3 Reasons You Shouldn’t Expect to Live Off Social Security Alone in Retirement
The average senior gets about $1,673 per month from Social Security, which comes out to just over $20,000 per year. That’s a huge boon to families living on a fixed income, but it’s not enough to provide most people with a comfortable lifestyle. Those who live in places with high costs of living may be especially disappointed in how far their Social Security checks go.
It would be great if we could all live off Social Security alone in retirement, but that’s just not realistic for most people. Here are three reasons why.
1. It was never intended to pay for all your costs
The Social Security Administration designed the program to replace about 40% of the average worker’s pre-retirement income, although it doesn’t provide a clear definition of what average earnings are.
For some people, Social Security may cover more than this, while it may cover less for others. But it was never intended to serve as anyone’s sole means of financial support in retirement.
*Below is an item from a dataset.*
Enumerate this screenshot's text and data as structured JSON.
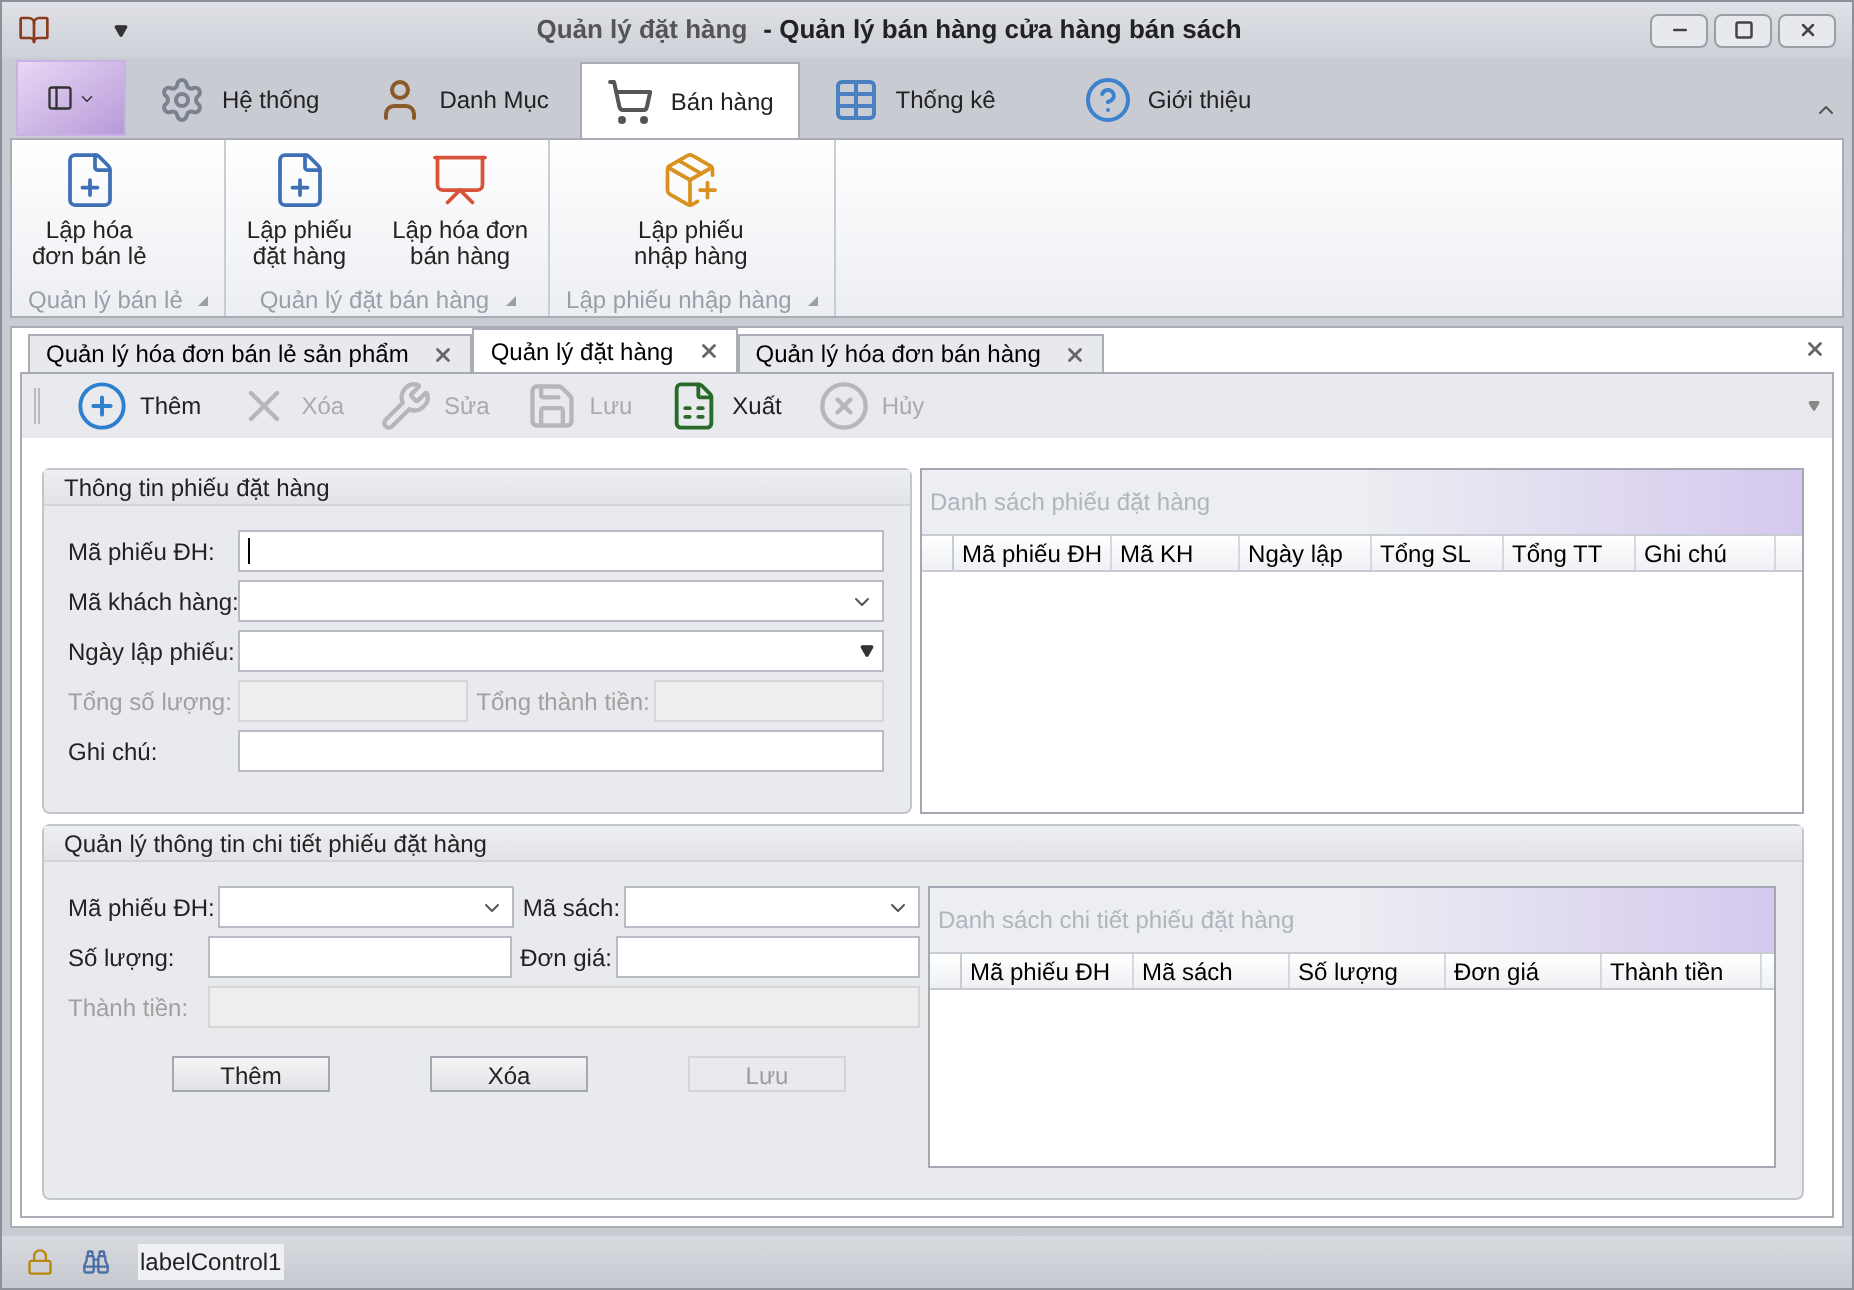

2. It could face benefit cuts in the future
You may have heard that Social Security’s trust funds are nearing depletion. The latest Social Security Trustees Report predicts this will happen in 2035. Unless the government alters the program in some way to make it more sustainable, it will only be able to pay out 80% of scheduled benefits going forward.
Government officials have proposed a lot of possible solutions for this problem, including:
- Raising the full retirement age (FRA), which determines when a person qualifies for the full benefit they’ve earned based on their work history
- Raising the ceiling on income subject to Social Security taxes
- Raising the Social Security tax rate
But nothing’s been decided yet. The final solution could involve all or none of these things. The only thing we know for sure is that the program’s future is uncertain. So it’s probably not wise to bank on it as your only source of retirement income.
3. Cost-of-living adjustments don’t always help the program keep up with inflation
Every year, the Social Security Administration issues a cost-of-living adjustment (COLA), which is intended to help the value of your Social Security checks keep up with inflation. Though it won’t officially be announced until next month, the 2023 COLA is likely to be quite large due to the high rate of inflation this year.
But the COLAs don’t always do what they’re supposed to do. They’re calculated based on the Consumer Price Index for Urban Wage Earners and Clerical Workers (CPI-W). This is a measure of the monthly change in cost paid by urban workers for a specific basket of goods and services.
Many people feel this doesn’t accurately represent the spending of seniors. They think Social Security COLAs should be based on the Consumer Price Index for the Elderly (CPI-E), which is similar to the CPI-W, except it focuses on the spending patterns of the elderly rather than workers.
This is another change that many hope the government will make to the program in the future, but for now, we just have to accept the fact that the COLAs may not actually keep Social Security’s buying power level over time.
So what can you do?
None of this means you should plan for retirement without Social Security. The program will still be around, even if you aren’t retiring for another 40 years. But it’s important to recognize it as just a part of a larger retirement plan, which should have your personal savings at its foundation.
If you haven’t already begun saving for retirement, you should consider doing so as soon as it’s financially feasible. You could open an IRA on your own or you could save in a 401(k) if your employer offers one. And if you qualify for a 401(k) match, claiming that should definitely be a top priority each year.
Those who struggle to save for retirement may have to explore ways to bring in more money each month, like negotiating a raise or finding a better-paying job. You could also rethink your plans for retirement. Though you may have originally planned to leave the workforce for good, you could instead transition to part-time employment, or find another job that’s more in line with your interests so it feels less like work.
Maybe Social Security will change in the next few years, making it more stable or even more valuable to seniors. But we have to make the best decisions we can from the information that’s currently available, and right now, that means expecting to pay for the bulk of our retirement expenses on our own.